Sarah Lexen: Die beruflichen Ausbildungswege in Deutschland halte ich für sehr sinnvoll und sie ist im Ausland auch hoch angesehen. Dort muss man allerdings Wege finden, damit diese Qualifikationen auch entsprechend anerkannt werden.
Wie könnte die Malerbranche ihr Image bei Jugendlichen erhöhen? Ioannis Liakos: Dadurch, dass die körperliche Arbeit, die das Handwerk fordert, sehr niedrig vergütet wird, wirkt eine Ausbildung im Handwerk auf die Jugendlichen eher abschreckend als anziehend. Hier sollte aus meiner Sicht einiges getan werden. Sonst suchen sich die Jugendlichen einen besser bezahlten Job in der Industrie.
Außerdem haben die Eltern oft ein Mitspracherecht, was die Zukunft der eigenen Kinder betrifft. Man sollte deshalb versuchen, die Eltern der Jugendlichen zu überzeugen, dass das Malerhandwerk eine goldene Perspektive für wissbegierige junge Menschen bietet. Ich könnte mir Informationsabende an Schulen gut vorstellen.
Sarah Lexen: Die Aufwertung des Images der Malerbranche bei Jugendlichen ist keine einfache Aufgabe. Ich könnte mir attraktive Ausflüge für die Auszubildenden oder Angebote, sie beim Erwerb des Führerscheins finanziell zu unterstützen, vorstellen. Das würde sich sicherlich positiv auswirken.
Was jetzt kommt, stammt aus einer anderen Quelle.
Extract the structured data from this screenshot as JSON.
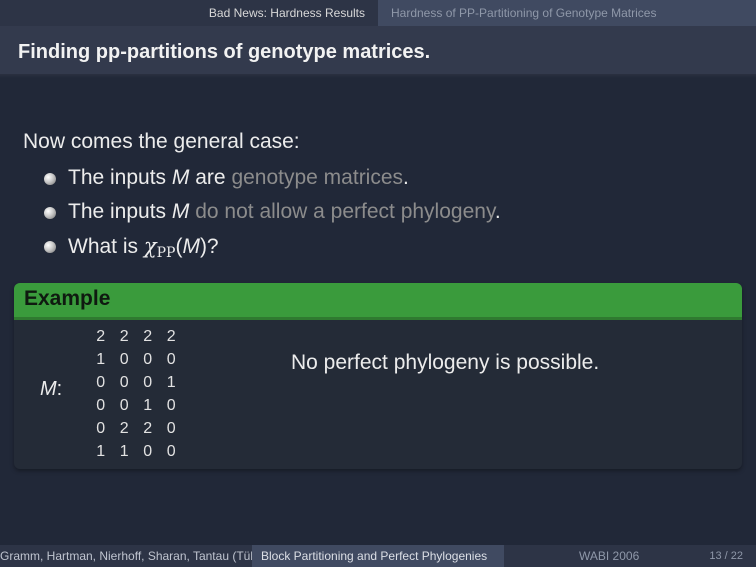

Frau Lexen, Ihr Meisterprüfungsstand durfte ja „auf Tour“ gehen. Wie kam es dazu? Sarah Lexen: In enger Zusammenarbeit mit unseren Lehrkräften und dem CSD-Stuttgart-Orga-Team, gelang es mir, mit dem begleitendem CSD-Motto 2014 „wir machen Aufruhr!“ einen Meisterstand zu entwickeln, der wirklich für viel Aufruhr sorgte. Nach dem Aufbau/Abbau in der Schule ging es erstmal auf die Bühne im Zelt des CSD-Sommerfests auf dem Berger Festplatz. Danach durfte ich ihn im Rathaus Stuttgart zum offiziellen Empfang durch Oberbürgermeister Fritz Kuhn aufbauen. Es war mir eine Ehre, diese Reise erleben zu dürfen und ich möchte allen, die mir geholfen haben, dies möglich zu machen, „danke“ sagen!